Title: Practical implications for genetic modeling in the genomics era for the dairy industry

Author
item Vanraden, Paul

Submitted to: Journal of Dairy Science
Publication Type: Abstract Only
Publication Acceptance Date: 3/17/2015
Publication Date: 7/12/2015
Citation: Van Raden, P.M. 2015. Practical implications for genetic modeling in the genomics era for the dairy industry. Journal of Dairy Science. 98(Suppl. 2)/Journal of Animal Science 93(Suppl. 3):197(abstr. 40).

Interpretive Summary:

Technical Abstract: Genetic models convert data into estimated breeding values and other information useful to breeders. The goal is to provide accurate and timely predictions of the future performance for each animal (or embryo). Modeling involves defining traits, editing raw data, removing environmental effects, including genetic by environmental interactions and correlations among traits, and accounting for non-additive inheritance or non-normal distributions.
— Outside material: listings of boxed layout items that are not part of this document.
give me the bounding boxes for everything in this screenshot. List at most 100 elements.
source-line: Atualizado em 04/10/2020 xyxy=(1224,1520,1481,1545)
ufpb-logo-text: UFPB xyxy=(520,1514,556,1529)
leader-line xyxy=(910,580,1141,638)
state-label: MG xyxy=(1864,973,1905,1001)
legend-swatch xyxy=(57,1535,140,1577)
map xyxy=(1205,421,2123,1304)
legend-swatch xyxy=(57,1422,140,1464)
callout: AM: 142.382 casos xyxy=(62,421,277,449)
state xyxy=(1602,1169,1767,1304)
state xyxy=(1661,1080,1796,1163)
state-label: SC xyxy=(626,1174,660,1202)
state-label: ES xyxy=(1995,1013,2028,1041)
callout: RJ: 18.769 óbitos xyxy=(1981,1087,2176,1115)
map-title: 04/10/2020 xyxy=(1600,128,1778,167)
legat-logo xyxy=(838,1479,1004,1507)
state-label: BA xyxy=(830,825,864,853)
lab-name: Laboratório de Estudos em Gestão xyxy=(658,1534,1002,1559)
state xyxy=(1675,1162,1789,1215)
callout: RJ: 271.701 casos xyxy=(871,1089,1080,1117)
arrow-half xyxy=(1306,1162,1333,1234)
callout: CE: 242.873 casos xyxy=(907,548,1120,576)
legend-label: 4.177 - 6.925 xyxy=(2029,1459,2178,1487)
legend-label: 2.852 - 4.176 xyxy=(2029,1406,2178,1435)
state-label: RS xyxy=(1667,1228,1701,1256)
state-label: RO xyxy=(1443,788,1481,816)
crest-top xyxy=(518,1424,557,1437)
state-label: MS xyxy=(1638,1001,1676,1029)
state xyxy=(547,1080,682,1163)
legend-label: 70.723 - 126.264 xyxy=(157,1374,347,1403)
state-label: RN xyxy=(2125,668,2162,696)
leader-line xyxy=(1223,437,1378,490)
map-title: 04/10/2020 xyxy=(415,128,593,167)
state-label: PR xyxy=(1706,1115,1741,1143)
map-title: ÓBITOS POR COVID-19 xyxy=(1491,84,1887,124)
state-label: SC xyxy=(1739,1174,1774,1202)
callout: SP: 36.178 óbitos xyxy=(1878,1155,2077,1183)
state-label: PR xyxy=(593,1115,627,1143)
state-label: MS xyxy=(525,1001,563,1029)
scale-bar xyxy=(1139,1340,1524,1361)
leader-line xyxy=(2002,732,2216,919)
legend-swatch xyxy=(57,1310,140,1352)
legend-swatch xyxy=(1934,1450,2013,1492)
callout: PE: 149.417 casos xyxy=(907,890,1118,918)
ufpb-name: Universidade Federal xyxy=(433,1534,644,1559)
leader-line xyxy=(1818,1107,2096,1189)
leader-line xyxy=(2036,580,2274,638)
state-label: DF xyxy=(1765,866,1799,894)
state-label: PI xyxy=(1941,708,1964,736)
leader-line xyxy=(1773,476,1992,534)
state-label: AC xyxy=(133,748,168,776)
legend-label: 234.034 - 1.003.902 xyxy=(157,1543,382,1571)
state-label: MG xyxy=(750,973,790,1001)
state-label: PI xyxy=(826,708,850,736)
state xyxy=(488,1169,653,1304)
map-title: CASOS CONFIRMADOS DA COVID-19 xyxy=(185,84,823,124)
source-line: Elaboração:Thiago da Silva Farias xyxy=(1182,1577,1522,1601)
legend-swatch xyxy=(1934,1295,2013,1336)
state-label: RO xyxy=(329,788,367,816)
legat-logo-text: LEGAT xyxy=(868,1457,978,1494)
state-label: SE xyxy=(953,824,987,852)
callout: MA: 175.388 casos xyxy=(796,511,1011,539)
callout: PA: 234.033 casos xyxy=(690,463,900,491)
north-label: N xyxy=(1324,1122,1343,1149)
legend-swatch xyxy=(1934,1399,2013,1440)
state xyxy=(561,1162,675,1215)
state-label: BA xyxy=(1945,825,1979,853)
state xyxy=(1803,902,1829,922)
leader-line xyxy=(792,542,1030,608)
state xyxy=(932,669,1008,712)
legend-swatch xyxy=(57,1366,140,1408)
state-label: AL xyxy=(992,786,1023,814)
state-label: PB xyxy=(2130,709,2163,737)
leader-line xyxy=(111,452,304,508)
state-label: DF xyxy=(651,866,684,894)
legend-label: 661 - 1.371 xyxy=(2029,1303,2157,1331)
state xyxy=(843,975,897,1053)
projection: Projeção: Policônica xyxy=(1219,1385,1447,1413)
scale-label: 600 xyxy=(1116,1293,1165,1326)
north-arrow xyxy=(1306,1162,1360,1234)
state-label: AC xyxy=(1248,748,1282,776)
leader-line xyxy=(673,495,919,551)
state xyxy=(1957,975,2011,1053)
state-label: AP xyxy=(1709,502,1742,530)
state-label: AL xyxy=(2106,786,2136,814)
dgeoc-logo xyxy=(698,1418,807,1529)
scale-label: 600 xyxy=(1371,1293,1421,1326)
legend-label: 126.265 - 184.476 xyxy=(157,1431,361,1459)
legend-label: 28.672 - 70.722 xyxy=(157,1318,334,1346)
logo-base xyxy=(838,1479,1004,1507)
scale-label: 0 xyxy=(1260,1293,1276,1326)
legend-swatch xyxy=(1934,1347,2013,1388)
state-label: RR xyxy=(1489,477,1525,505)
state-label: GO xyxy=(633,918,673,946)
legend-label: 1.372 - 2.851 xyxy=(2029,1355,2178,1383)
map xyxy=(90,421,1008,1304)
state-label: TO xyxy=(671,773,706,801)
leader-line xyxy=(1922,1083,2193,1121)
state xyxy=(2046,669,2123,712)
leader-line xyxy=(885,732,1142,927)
Data included phenotypes and pedigrees during the last century and genotypes within the last decade. Genomic data can include markers, haplotypes, and causative effects including insertions, deletions, or point mutations; most models also include polygenic effects because the markers do not track causative variants perfectly. Total numbers of known variants have increased rapidly from thousands to hundreds of thousands to millions. Nonlinear models add precision for traits influenced by major genes, but linear models work well for traits with more normally distributed genomic effects. Numbers of genotyped animals in US dairy evaluations increased rapidly from a few thousand in 2009 to about 1 million in 2015. Most are young females that will contribute to estimating allele effects in the future, but only about 100,000 have phenotypes so far. Traditional animal models may become biased by genomic pre-selection because Mendelian sampling of phenotyped progeny and mates is no longer expected to average 0. Single-step models combining pedigree and genomic relationships can account for such selection, but approximations and new algorithms are needed to avoid excessive computation. Traditional animal models may include all breeds and crossbreds, but most genomic evaluations are still computed within breed. Multi-trait genomic models may be preferred for traits with many missing records or when foreign records are included as pseudo-observations, but most countries use multi-trait traditional evaluations followed by single-trait genomic evaluations. Genotypes can add precision in accounting for genetic by environmental factors or non-additive genetic effects such as dominance and inbreeding. A final goal is to reduce complexity so that more breeders understand and apply genomic predictions successfully in their current selection.